С вашей точки зрения, детектив, я могу себе представить, как всё это звучит. Почему мне потребовалось ещё три месяца, чтобы сдаться и признаться? Поверьте мне: если бы мне нужно было беспокоиться только о себе, я бы помчалась к вам в офис, едва мой самолет приземлился в Сан-Франциско. Но я эгоистичная, я слабая. Я боялась за мужа, сына, любимую девяностолетнюю бабушку, которую отделяла от этих гнусных людей лишь граница. Я сожалею об этом. Простите меня, я думала, что смогу каким-то образом вырваться из хватки Винни. Простите меня, я думала, что смогу защитить свою семью. Больше всего мне жаль, что я не сразу поняла: единственное, что может нас спасти, это правда, только правда.
14
Я подошла к дому, готовая заглаживать вину перед мужем, сделать всё, что в моих силах, чтобы оградить его от последствий моих ошибок. Насколько я могла судить, был только один способ гарантировать его безопасность: убедить его прооперировать Босса Мака, а для этого мне нужно было сделать так, чтобы он никогда не узнал о криминальном прошлом этого человека.
Я нашла в «Дьюти Фри» хрустальную вазу, которая показалась мне неплохой заменой той, что он разбил. Я протянула ему свой подарок и сказала: прости меня.
Он, распластанный на диване, чуть приподнял голову и тут же снова уронил её, как будто это незначительное действие требовало невозможных усилий.
Что это? – спросил он.
Ваза, ответила я и поставила сумку с покупками на ковёр. У Оли был тот остекленевший кататонический взгляд, какой иногда появлялся после сорока восьми часов непрерывной работы, что теперь считается слишком жестоким.
Что стряслось? – спросила я. Что такое?
Прибежал Анри в одном подгузнике, хотя через открытое окно дул холодок. Я раскинула руки, чтобы обнять его, но он обогнул меня, направился к пульту, лежавшему на журнальном столике, и стукнул этим пультом об диванную подушку после неудачной попытки включить телевизор.
Оли не пошевелился, его лицо исказилось в агонии.
Что случилось? – снова спросила я и поцеловала сына в макушку, пахнувшую дрожжами и мокрой псиной, а вовсе не шампунем. Анри откинулся назад, сверкая самой блаженной улыбкой, и вновь принялся колотить пультом по подушке.
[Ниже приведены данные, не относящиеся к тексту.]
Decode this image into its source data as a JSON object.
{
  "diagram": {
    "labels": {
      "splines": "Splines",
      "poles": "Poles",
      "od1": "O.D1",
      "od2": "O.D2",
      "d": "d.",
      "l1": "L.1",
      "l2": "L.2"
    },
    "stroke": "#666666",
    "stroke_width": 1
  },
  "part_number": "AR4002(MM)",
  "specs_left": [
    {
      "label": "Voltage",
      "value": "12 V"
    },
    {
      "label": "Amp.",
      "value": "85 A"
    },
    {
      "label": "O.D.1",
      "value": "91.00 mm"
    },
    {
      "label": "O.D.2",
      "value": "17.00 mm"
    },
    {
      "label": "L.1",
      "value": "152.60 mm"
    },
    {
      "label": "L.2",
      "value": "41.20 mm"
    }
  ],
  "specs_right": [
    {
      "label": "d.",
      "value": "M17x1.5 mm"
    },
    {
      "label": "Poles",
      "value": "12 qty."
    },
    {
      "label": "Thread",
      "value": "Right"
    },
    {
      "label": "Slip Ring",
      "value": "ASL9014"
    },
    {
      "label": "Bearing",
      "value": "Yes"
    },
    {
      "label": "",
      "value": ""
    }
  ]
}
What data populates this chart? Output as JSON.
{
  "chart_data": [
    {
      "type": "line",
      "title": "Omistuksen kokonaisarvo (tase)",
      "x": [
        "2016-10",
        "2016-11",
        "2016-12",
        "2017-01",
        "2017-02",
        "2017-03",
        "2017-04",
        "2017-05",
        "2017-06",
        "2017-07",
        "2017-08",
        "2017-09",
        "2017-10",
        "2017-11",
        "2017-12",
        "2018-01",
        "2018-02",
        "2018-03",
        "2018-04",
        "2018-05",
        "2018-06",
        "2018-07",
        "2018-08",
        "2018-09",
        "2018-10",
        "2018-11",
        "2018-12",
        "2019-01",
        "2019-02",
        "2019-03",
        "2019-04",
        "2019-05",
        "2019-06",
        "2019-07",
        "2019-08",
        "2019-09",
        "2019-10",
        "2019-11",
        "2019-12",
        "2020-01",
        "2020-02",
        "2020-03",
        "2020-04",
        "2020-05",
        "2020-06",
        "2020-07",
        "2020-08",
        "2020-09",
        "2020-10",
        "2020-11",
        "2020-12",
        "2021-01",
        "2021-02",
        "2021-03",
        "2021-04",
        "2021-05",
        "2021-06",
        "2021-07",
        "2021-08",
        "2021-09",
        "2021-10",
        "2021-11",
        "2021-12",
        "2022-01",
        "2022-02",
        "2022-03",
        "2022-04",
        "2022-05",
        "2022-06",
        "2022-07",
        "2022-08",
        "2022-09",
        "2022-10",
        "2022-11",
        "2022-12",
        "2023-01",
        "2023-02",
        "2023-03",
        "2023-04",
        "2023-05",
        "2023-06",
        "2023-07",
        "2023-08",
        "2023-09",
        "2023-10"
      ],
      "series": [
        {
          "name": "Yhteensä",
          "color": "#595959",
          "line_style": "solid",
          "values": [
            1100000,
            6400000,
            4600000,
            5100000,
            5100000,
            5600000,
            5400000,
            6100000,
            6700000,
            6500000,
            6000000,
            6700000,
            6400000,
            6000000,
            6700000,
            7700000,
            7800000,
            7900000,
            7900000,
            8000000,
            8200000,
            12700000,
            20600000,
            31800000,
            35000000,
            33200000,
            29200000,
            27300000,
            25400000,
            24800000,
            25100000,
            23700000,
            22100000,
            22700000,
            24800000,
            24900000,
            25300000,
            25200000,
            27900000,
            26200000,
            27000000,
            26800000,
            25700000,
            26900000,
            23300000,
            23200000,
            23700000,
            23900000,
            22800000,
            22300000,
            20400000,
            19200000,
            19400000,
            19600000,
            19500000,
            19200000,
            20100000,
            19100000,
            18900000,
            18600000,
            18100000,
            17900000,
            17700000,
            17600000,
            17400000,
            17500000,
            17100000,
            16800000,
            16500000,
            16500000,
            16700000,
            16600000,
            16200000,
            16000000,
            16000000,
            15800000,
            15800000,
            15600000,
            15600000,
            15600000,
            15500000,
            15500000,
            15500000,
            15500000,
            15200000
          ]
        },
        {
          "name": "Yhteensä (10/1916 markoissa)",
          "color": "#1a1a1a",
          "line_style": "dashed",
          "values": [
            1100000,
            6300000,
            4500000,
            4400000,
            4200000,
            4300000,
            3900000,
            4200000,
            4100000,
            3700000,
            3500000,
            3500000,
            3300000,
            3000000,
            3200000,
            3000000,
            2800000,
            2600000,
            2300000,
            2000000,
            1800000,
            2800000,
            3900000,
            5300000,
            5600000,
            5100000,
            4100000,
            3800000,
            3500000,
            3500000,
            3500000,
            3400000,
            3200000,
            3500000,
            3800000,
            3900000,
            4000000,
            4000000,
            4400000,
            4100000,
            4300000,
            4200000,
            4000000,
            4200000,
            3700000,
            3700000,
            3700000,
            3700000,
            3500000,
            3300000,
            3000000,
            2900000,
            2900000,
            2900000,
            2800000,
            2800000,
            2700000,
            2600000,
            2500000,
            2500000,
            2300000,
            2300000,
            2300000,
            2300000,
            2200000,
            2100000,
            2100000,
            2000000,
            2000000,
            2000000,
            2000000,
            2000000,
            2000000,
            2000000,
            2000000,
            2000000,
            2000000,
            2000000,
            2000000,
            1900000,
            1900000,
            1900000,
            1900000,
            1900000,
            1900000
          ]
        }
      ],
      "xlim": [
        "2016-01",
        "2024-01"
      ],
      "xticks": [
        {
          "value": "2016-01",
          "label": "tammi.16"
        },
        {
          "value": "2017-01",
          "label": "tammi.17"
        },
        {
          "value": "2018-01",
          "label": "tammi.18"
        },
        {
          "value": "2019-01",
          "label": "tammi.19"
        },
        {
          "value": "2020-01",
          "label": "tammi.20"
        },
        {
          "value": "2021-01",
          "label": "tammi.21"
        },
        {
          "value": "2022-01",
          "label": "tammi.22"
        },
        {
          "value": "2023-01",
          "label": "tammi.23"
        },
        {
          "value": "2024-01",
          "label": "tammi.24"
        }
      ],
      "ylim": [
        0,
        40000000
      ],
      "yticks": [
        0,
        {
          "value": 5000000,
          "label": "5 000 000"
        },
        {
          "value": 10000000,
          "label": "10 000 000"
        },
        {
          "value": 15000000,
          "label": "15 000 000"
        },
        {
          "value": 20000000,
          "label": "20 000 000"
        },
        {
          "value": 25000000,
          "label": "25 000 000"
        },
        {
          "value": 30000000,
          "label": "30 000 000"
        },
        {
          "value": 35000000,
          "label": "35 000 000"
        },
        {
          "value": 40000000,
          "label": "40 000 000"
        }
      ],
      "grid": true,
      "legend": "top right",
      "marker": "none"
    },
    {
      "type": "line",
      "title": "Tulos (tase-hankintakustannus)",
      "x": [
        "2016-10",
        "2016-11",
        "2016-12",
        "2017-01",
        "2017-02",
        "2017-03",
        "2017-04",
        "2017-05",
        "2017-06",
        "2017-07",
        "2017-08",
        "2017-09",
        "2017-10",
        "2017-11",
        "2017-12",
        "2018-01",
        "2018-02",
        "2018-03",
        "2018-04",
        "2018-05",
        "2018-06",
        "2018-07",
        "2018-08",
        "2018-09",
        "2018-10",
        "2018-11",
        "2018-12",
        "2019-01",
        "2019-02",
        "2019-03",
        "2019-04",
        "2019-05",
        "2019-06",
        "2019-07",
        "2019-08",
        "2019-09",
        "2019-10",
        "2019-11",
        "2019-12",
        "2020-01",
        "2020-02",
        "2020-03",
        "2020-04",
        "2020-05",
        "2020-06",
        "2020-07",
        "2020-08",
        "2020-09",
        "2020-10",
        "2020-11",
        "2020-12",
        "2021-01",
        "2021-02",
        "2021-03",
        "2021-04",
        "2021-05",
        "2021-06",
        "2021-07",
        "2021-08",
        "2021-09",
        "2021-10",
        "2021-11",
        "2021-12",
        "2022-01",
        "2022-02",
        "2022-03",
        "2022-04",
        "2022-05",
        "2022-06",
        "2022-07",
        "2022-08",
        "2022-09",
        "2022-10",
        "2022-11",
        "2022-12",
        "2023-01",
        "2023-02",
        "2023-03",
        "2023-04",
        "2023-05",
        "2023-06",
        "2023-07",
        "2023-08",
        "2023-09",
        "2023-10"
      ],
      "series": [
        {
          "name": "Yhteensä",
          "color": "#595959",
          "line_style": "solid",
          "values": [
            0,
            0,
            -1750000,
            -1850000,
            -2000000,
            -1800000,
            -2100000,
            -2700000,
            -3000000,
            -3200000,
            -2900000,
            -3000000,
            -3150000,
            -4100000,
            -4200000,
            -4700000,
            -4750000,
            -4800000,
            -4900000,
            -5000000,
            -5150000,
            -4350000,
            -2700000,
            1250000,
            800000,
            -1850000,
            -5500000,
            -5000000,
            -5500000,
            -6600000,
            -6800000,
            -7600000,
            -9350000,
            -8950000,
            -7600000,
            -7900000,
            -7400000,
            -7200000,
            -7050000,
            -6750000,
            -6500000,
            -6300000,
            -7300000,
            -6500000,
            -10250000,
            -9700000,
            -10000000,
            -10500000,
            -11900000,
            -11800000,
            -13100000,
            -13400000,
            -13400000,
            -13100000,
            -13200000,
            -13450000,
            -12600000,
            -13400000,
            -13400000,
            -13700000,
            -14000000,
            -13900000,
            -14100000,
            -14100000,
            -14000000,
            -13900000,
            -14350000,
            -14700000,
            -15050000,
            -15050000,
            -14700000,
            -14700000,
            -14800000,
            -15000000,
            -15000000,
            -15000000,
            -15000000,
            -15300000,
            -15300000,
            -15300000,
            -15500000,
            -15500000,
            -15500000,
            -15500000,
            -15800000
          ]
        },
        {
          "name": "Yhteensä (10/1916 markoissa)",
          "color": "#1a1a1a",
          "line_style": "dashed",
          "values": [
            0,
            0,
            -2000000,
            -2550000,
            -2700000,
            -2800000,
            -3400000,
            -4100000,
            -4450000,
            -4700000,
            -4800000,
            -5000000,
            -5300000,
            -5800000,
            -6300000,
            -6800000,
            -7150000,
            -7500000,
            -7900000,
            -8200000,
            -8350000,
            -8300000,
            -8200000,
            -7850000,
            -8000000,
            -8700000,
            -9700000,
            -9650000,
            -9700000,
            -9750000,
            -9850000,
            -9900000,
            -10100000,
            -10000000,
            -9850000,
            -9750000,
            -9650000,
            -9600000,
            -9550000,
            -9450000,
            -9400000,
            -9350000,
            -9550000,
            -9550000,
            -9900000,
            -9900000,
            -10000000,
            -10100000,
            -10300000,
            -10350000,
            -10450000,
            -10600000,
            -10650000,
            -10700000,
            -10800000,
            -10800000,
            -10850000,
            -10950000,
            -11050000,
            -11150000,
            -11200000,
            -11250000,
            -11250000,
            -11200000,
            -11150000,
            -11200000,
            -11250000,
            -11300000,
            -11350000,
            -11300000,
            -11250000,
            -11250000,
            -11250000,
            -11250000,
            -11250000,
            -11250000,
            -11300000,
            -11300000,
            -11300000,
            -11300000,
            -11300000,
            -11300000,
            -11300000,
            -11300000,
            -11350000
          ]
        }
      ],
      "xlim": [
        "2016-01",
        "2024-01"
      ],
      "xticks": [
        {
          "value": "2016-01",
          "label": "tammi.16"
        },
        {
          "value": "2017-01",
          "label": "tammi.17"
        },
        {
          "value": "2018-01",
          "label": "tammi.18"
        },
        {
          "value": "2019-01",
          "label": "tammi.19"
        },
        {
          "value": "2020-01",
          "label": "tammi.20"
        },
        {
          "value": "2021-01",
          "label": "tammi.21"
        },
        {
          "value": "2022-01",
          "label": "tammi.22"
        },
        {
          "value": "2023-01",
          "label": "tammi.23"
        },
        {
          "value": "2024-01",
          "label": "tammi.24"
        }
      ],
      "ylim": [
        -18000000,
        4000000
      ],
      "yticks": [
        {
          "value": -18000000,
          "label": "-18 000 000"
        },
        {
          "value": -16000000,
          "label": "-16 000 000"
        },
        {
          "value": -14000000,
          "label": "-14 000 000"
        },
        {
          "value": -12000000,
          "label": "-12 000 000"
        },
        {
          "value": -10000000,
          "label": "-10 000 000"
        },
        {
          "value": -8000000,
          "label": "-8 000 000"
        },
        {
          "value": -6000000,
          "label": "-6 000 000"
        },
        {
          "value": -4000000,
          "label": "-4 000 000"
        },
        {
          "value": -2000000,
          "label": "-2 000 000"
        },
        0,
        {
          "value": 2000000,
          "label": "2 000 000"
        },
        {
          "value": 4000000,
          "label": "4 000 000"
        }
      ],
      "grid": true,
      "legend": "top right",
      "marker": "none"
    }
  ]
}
Оли воздел руки над головой и испустил чудовищный стон. Анри тут же передразнил папу и захихикал. Я подхватила сына и поцеловала в обе щеки, он вырвался из моих объятий.
Наконец Оли сказал: я пытался приучить его к горшку.
О нет.
Я хотел сделать тебе сюрприз.
О нет.
Я не думал, что это будет так сложно. Мне обещали, это займёт от одного до трех дней.
Я ощутила резкий всплеск раздражения, грозивший уничтожить все мои добрые намерения. Как это характерно для моего мужа – принимать вызовы, на которые ни один здравомыслящий человек никогда бы не решился. Он становится особенно энергичным, особенно мотивированным, когда слышит, что ту или иную задачу невозможно выполнить. Именно так он получил двойную специализацию по физике и биологии в Гарварде, одновременно занимаясь греблей в команде новичков и работая запасным концертмейстером в танцевальном отделении. Именно так он пережил ординатуру и стажировку по хирургии. Именно так он стал восходящей звездой в первый же год работы. И тут до меня дошло: таким же образом я могла заставить его прооперировать Босса Мака – представив эту операцию как вершину, на которую только он один мог подняться.